Лорнет так сильно приближал предметы к глазам, что раза три Гофман протягивал руку, надеясь поймать Арсену: теперь ему казалось, что она не в обрамляющем ее зеркале сцены, а между стеклами лорнета. Наш немец не упускал ни одной черты прелестной танцовщицы, и ее взоры, горевшие даже издали, теперь охватили его голову огненным кольцом и заставляли клокотать кровь в его висках.

Сердце молодого человека неистово колотилось в груди.

— Кто эта женщина? — спросил он слабым голосом, не шевелясь и не отнимая от глаз лорнета.

— Я уже сказал вам, что это Арсена, — ответил доктор, на лице которого, казалось, жили только губы: его неподвижный взгляд не отрывался от танцовщицы.

— У этой женщины, уж верно, есть любовник?

— Да.

— И она его любит?

— Говорят, что любит.

— А он богат?

— Очень богат.

— Кто он?

— Посмотрите налево, в нижнюю литерную ложу.

— Я не могу повернуть голову.

— Сделайте над собой усилие.

Гофман сделал усилие, которое причинило ему такую боль, что у него вырвался крик, словно его шейные позвонки были сделаны из мрамора и теперь сломались.

Он взглянул на указанную ему литерную ложу.

Там находился только один зритель, но он, устроившийся на обитой бархатом балюстраде и похожий на сидящего на задних лапах льва, казалось, заполнял собой всю ложу.

Это был человек лет тридцати двух-тридцати трех, с лицом, изборожденным страстями; можно было подумать, что не оспа, а извержение вулкана провело на его сплошь изрытых щеках эти глубокие, скрещивающиеся ложбины; глаза его, вероятно, были маленькими, но их широко раскрыла какая-то душевная боль; порою они были потухшими и пустыми, как угасший кратер, порою извергали пламя, как пылающий кратер.

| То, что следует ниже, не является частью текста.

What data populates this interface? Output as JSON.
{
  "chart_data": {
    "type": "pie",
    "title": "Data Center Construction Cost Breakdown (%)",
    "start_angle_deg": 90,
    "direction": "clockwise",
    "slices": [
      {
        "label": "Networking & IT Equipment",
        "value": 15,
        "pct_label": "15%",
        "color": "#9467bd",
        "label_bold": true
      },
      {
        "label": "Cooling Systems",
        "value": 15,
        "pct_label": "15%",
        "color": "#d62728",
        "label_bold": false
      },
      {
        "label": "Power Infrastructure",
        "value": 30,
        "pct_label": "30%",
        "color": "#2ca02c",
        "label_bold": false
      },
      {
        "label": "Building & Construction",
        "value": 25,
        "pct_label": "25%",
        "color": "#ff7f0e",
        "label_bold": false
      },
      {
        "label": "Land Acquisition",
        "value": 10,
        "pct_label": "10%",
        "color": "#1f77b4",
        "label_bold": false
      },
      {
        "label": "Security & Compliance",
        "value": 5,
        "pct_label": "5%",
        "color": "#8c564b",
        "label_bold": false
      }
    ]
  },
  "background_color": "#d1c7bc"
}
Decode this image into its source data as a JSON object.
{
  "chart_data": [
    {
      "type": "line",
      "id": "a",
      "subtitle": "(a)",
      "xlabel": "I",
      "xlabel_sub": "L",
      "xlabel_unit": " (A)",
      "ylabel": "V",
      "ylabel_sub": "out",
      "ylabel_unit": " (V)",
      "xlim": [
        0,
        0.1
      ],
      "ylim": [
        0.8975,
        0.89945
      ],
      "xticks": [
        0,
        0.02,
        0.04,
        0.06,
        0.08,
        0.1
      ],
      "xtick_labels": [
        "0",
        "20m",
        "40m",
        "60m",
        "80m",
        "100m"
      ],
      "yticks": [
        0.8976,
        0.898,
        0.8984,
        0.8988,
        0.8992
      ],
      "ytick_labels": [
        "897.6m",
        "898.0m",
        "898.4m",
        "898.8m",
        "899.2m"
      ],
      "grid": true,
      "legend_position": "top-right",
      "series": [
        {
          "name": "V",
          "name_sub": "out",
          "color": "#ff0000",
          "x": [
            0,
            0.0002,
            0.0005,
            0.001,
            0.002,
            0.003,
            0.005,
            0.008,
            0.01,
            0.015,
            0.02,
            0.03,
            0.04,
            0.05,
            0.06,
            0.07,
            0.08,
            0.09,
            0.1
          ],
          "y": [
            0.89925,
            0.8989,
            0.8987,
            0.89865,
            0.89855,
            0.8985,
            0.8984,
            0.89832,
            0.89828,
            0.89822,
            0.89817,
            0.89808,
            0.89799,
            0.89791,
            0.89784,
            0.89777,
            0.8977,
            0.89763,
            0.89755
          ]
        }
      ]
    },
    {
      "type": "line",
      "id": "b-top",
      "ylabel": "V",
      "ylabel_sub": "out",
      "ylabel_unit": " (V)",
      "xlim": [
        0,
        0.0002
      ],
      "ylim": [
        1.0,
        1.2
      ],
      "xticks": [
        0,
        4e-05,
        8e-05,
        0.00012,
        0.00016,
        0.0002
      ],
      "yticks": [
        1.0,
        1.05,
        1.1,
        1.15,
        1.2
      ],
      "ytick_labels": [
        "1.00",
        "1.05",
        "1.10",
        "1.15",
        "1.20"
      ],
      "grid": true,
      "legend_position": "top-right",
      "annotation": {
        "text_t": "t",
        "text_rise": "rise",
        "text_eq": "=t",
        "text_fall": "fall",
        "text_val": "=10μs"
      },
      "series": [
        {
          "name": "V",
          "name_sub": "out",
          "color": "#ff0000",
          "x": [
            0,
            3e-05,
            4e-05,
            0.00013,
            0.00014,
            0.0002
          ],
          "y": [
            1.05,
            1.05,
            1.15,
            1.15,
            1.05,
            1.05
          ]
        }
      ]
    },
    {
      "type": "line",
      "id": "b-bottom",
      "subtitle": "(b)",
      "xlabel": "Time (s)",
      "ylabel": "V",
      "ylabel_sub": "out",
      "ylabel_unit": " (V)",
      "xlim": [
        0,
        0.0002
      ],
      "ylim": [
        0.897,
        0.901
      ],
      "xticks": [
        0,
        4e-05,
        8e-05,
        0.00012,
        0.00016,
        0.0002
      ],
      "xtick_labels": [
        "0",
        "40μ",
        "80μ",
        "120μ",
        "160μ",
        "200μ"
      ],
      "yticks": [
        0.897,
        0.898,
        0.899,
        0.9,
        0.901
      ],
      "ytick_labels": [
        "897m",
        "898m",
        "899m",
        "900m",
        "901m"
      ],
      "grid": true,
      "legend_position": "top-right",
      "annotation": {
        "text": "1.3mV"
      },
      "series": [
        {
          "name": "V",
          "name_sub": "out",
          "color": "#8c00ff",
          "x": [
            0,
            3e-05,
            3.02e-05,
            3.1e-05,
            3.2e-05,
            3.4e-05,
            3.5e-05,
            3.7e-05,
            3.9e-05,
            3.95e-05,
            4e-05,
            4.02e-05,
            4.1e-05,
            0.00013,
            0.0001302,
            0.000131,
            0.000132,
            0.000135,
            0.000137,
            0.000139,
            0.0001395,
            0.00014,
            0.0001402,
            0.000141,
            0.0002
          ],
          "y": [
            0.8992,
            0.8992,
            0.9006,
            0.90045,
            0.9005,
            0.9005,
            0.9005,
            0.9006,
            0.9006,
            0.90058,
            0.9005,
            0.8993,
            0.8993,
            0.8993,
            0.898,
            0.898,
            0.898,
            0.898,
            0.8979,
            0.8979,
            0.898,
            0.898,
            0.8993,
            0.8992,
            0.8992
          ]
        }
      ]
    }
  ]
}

Когда он аплодировал, он не хлопал в ладоши, а стучал по балюстраде, и тогда казалось, что при каждом его ударе содрогается весь зал.

— А! — произнес Гофман. — Это тот человек, который сидит вон там?

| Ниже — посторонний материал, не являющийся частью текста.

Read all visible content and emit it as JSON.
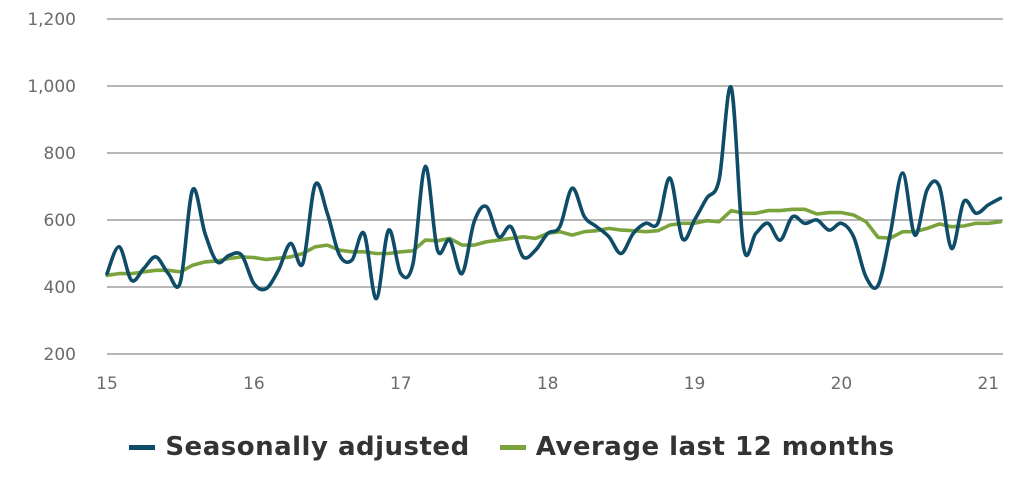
{
  "chart_data": {
    "type": "line",
    "title": "",
    "xlabel": "",
    "ylabel": "",
    "xlim": [
      15,
      21.1
    ],
    "ylim": [
      200,
      1200
    ],
    "x_ticks": [
      15,
      16,
      17,
      18,
      19,
      20,
      21
    ],
    "x_tick_labels": [
      "15",
      "16",
      "17",
      "18",
      "19",
      "20",
      "21"
    ],
    "y_ticks": [
      200,
      400,
      600,
      800,
      1000,
      1200
    ],
    "y_tick_labels": [
      "200",
      "400",
      "600",
      "800",
      "1,000",
      "1,200"
    ],
    "grid": "horizontal",
    "legend_position": "bottom",
    "colors": {
      "seasonally_adjusted": "#0f4c68",
      "average": "#7aa33d",
      "grid": "#8c8c8c"
    },
    "series": [
      {
        "name": "Seasonally adjusted",
        "x": [
          15.0,
          15.083,
          15.167,
          15.25,
          15.333,
          15.417,
          15.5,
          15.583,
          15.667,
          15.75,
          15.833,
          15.917,
          16.0,
          16.083,
          16.167,
          16.25,
          16.333,
          16.417,
          16.5,
          16.583,
          16.667,
          16.75,
          16.833,
          16.917,
          17.0,
          17.083,
          17.167,
          17.25,
          17.333,
          17.417,
          17.5,
          17.583,
          17.667,
          17.75,
          17.833,
          17.917,
          18.0,
          18.083,
          18.167,
          18.25,
          18.333,
          18.417,
          18.5,
          18.583,
          18.667,
          18.75,
          18.833,
          18.917,
          19.0,
          19.083,
          19.167,
          19.25,
          19.333,
          19.417,
          19.5,
          19.583,
          19.667,
          19.75,
          19.833,
          19.917,
          20.0,
          20.083,
          20.167,
          20.25,
          20.333,
          20.417,
          20.5,
          20.583,
          20.667,
          20.75,
          20.833,
          20.917,
          21.0,
          21.083
        ],
        "values": [
          440,
          520,
          420,
          455,
          490,
          440,
          415,
          690,
          560,
          475,
          495,
          495,
          410,
          395,
          450,
          530,
          470,
          705,
          620,
          495,
          480,
          560,
          365,
          570,
          440,
          470,
          760,
          510,
          540,
          440,
          595,
          640,
          550,
          580,
          490,
          510,
          560,
          580,
          695,
          610,
          580,
          550,
          500,
          560,
          590,
          590,
          725,
          545,
          600,
          665,
          720,
          995,
          520,
          560,
          590,
          540,
          610,
          590,
          600,
          570,
          590,
          550,
          430,
          405,
          560,
          740,
          555,
          690,
          700,
          515,
          655,
          620,
          645,
          665
        ]
      },
      {
        "name": "Average last 12 months",
        "x": [
          15.0,
          15.083,
          15.167,
          15.25,
          15.333,
          15.417,
          15.5,
          15.583,
          15.667,
          15.75,
          15.833,
          15.917,
          16.0,
          16.083,
          16.167,
          16.25,
          16.333,
          16.417,
          16.5,
          16.583,
          16.667,
          16.75,
          16.833,
          16.917,
          17.0,
          17.083,
          17.167,
          17.25,
          17.333,
          17.417,
          17.5,
          17.583,
          17.667,
          17.75,
          17.833,
          17.917,
          18.0,
          18.083,
          18.167,
          18.25,
          18.333,
          18.417,
          18.5,
          18.583,
          18.667,
          18.75,
          18.833,
          18.917,
          19.0,
          19.083,
          19.167,
          19.25,
          19.333,
          19.417,
          19.5,
          19.583,
          19.667,
          19.75,
          19.833,
          19.917,
          20.0,
          20.083,
          20.167,
          20.25,
          20.333,
          20.417,
          20.5,
          20.583,
          20.667,
          20.75,
          20.833,
          20.917,
          21.0,
          21.083
        ],
        "values": [
          435,
          440,
          440,
          445,
          450,
          450,
          445,
          465,
          475,
          478,
          485,
          490,
          488,
          482,
          486,
          490,
          500,
          520,
          525,
          510,
          505,
          505,
          500,
          500,
          505,
          508,
          540,
          538,
          545,
          525,
          525,
          535,
          540,
          545,
          550,
          545,
          560,
          565,
          555,
          565,
          568,
          575,
          570,
          568,
          565,
          568,
          585,
          590,
          590,
          598,
          595,
          628,
          620,
          620,
          628,
          628,
          632,
          632,
          618,
          622,
          622,
          615,
          595,
          548,
          546,
          565,
          565,
          575,
          588,
          580,
          582,
          590,
          590,
          595
        ]
      }
    ]
  }
}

— Да, да, это тот человек, — отвечал маленький черный человечек, — да, это тот человек, и к тому же это гордый человек.

— Как его зовут?

— А вы его не знаете?

— Да нет же, я только вчера сюда приехал.

— Ну так это Дантон.

— Дантон! — вздрогнув, произнес Гофман. — О-о! И он — любовник Арсены?

— Да, он любовник Арсены.

— И он, конечно, любит ее?

— До безумия. Он ужасный ревнивец.

Но как ни интересно было Гофману увидеть Дантона, он уже перевел взгляд на Арсену: в безмолвном танце ее было нечто фантастическое.

— Еще один вопрос, сударь.

— Пожалуйста.

— Что это за странный аграф, которым застегнута ее бархатка?

— Он сделан в виде гильотины.

— Гильотины?!

— Да. У нас эти штучки делают очень изящно, и все наши щеголихи носят не меньше одной. Ту, что носит Арсена, ей подарил Дантон.

— Гильотина! Гильотина на шее у танцовщицы! — повторил Гофман, чувствуя, что его череп вот-вот треснет. — Зачем ей гильотина?..

И тут наш немец, которого, должно быть, приняли за сумасшедшего, простер руки, словно для того, чтобы схватить танцовщицу, ибо благодаря странному оптическому обману расстояние, отделявшее его от Арсены, на мгновение исчезло и Гофману показалось, что он чувствует на своем лбу дыхание уст танцовщицы и слышит жаркое волнение ее полуобнаженной груди, вздымающейся словно в объятиях наслаждения. Гофман дошел до той степени возбуждения, когда человеку кажется, что его охватило пламя и сердце вот-вот вырвется из груди.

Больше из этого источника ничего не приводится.